The biological gap between people and other animals is shrinking fast, in the glare of science.

The most dramatic illustration so far is a group of mice in a Californian laboratory, whose brains contain a mixture of animal and human cells. The way human and animal cells thrive together inside the "chimaeric brain" already raises troubling questions about human identity. But Irving Weissman of Stanford University, who carried out the experiment with colleagues from the Salk Institute and StemCells, a California biotechnology company, is thinking of taking the research further into unknown and controversial territory. He can see a way to produce mice in which almost all the brain cells (neurones) are human.

 In the present generation of mice, up to a quarter of the neurones are the descendants of immature human brain cells - stem cells - that were injected into their heads just after they were born. They behave like normal mice. Prof Weissman's proposed experiment would involve injecting human stem cells into the embryos of a mouse strain in which the neurones die off during development. The idea is that the growing human cells will replace the dying mouse cells and eventually produce a brain made up of human neurones.
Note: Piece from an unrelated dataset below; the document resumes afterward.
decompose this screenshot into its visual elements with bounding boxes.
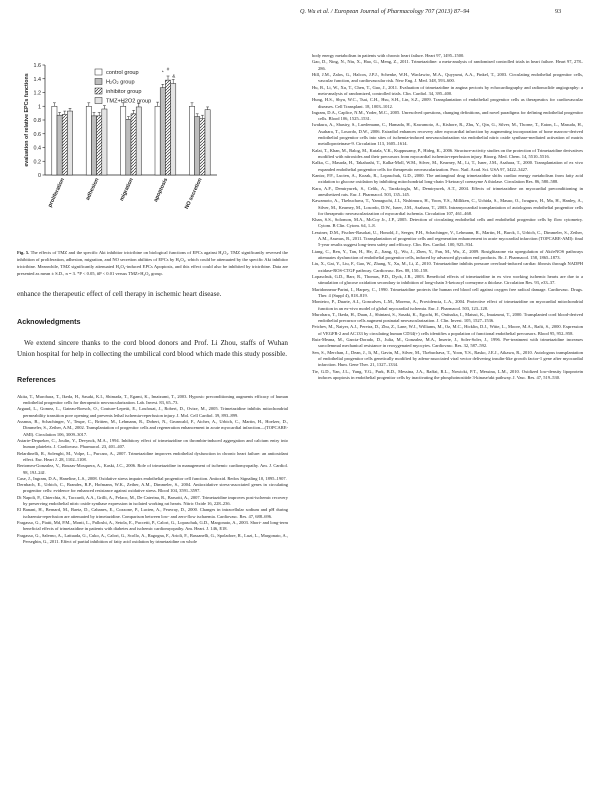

Constrained by the small space inside a mouse's skull, and inheriting the anatomy of the animal's brain, it is hard to see how such a brain could develop traces of human characteristics such as mind or intellect. But an imaginative science fiction writer could build horrifying scenarios about human brains trapped inside animals' bodies - or vice versa - so Prof Weissman has wisely asked a Stanford University bio-ethics committee to review the experiment before he begins detailed planning. "The group grilled me about the reasons for doing this," he says.

 "They have not yet come up with any recommendations - and I might not do the experiment even if I could, because I do have questions about it myself."

 On the positive side, an experimental animal whose brain is genetically human and makes human proteins would be an enormously powerful scientific resource. "For example, by genetically modifying the stem cells (before injecting them into the mouse) you could rationally and quite rapidly ask what genes are required for particular behaviours," Prof Weissman says. The animal would also be a valuable tool for pharmaceutical researchers wanting to test the effect of drugs on the human brain before starting clinical trials.

 Prof Weissman and colleagues are in the forefront of the worldwide surge in research into stem cells as vehicles for regenerative medicine. The aim is to repair diseased or damaged tissues, from the brain to internal organs such as liver and heart. The field has been controversial so far because most scientists believe the best sources of stem cells are human embryos created through in-vitro fertilisation or aborted foetuses, though some researchers have recently reported success in extracting stem cells from adult tissue such as bone marrow. The Californian researchers used technology developed by Nobuko Uchida and colleagues at StemCells to isolate the rare stem cells from human foetal brains, then culture them before injection into the brains of neonatal mice. These animal tests are a prelude to clinical trials in which the brain stem cells will be injected into human patients - with Parkinson's disease likely to be the first target. Half a dozen biotechnology companies, including ReNeuron in Britain and Layton Biosciences in the US, and several academic groups are developing stem cell treatments for brain disease. The latest announcement came earlier this week from Paul Sanberg of the University of South Florida. His research team has injected human stem cells, extracted from umbilical cord blood, into rats paralysed by strokes and shown that they can restore some mobility. But no other group has created animals with so many human brain cells as Prof Weissman's. Ten years ago scientists would not have dreamt that a brain could combine cells from the mammalian species that diverged 70m years ago. "I was totally shocked by our results," says Prof Weissman. But DNA sequencing has recently shown how alike we are - only about one per cent of the estimated 30,000 human genes are not present in mice. The perceived gap between mice and men has been shrinking ever since Charles Darwin showed that we have a common ancestor. Who knows where the trend will end?